せっかく火を点けた煙草を松原は、スパスパと一秒でも早めたいみたいに吸い尽くして、灰皿に、揉み消すと同時に席を立った。
「先行くぞ。阿川」
「うん」
書類に荷物を二人分、きれいにまとめて笑みを浮かべ、席を立った阿川は田添と軽く頭を下げ合って、次に目をやった楠原が、翌月の暦を見詰めている様子に気を留めた。
「どの日に静葉に会おうかなぁ」
はっとした顔を上げてきた楠原に、追い討ちを掛ける。
「そんな顔をしているぞ」
「ええ……。まぁ、はい……」
田添のカップがガシャリ、と隣で不機嫌そうな音を立て、ビクッと楠原もそちらを向いた。
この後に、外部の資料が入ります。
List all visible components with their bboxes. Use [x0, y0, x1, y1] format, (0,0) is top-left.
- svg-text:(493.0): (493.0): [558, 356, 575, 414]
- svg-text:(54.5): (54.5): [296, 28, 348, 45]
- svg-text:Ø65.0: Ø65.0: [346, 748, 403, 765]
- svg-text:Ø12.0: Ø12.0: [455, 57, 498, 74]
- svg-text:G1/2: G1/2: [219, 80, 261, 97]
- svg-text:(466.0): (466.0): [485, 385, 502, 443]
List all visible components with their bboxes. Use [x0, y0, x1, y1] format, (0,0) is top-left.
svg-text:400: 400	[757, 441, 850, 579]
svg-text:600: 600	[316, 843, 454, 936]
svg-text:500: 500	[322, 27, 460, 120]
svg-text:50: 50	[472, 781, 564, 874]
阿川がその様子に苦笑するとしかし、田添を向いた以上にビクついて、阿川の笑顔に向き合っている。
「静葉は上玉だからな。惚れ込むのも仕方ない。けど、まぁ、ほどほどにな」
「はい……」
と弱々しく返している。照れと言うよりは、笑顔の下に般若の面でも透けて見えている様子だ。
「礼を、言っておけ。支払いを済ませてもらっている」
「え。あ。そうなの? ありがとう、ございます……」
顔を向けずに手だけを振って阿川は店を去り、外で待っていた松原と、連れ立って行く様子が窓のガラス越しに見えた。テーブルでは楠原の指先が信号を刻んでいる。
(分からない)
それには何も返さずにカップの残りを飲み干してから、田添は答えた。
「簡単な話だ。俺も先輩達も、『同郷の学生仲間』として言いたい事はひと言に尽きる。『郭通いはやめろ』」
「へっ。やめろと言われてやめられるもんなら初めっから狂っちゃいねぇんだって」
「茶化すな。真面目な話をしている」
「俺だってそうさ」
ふむ、と田添は目新しい講釈でも聞いたみたいに呟いた。
「元々先輩達が連れてった場所じゃねぇか」
「無論だ。『遊び』としてな」
あそび、と楠原は初めて耳にした単語を辞書で引くみたいに繰り返す。
「袖にされ鼻であしらわれるか、ひどい目に遭わされ懲りてくれる事を期待してだ。本気になってどうする。お前の方でどれほど想いを寄せたところで、他の男にも買われている女だ」
(受信)
打ってみせると隣で口を結んだ田添がプイと顔を背けた。使う側に回ってみると確かにこれは、便利な信号だ。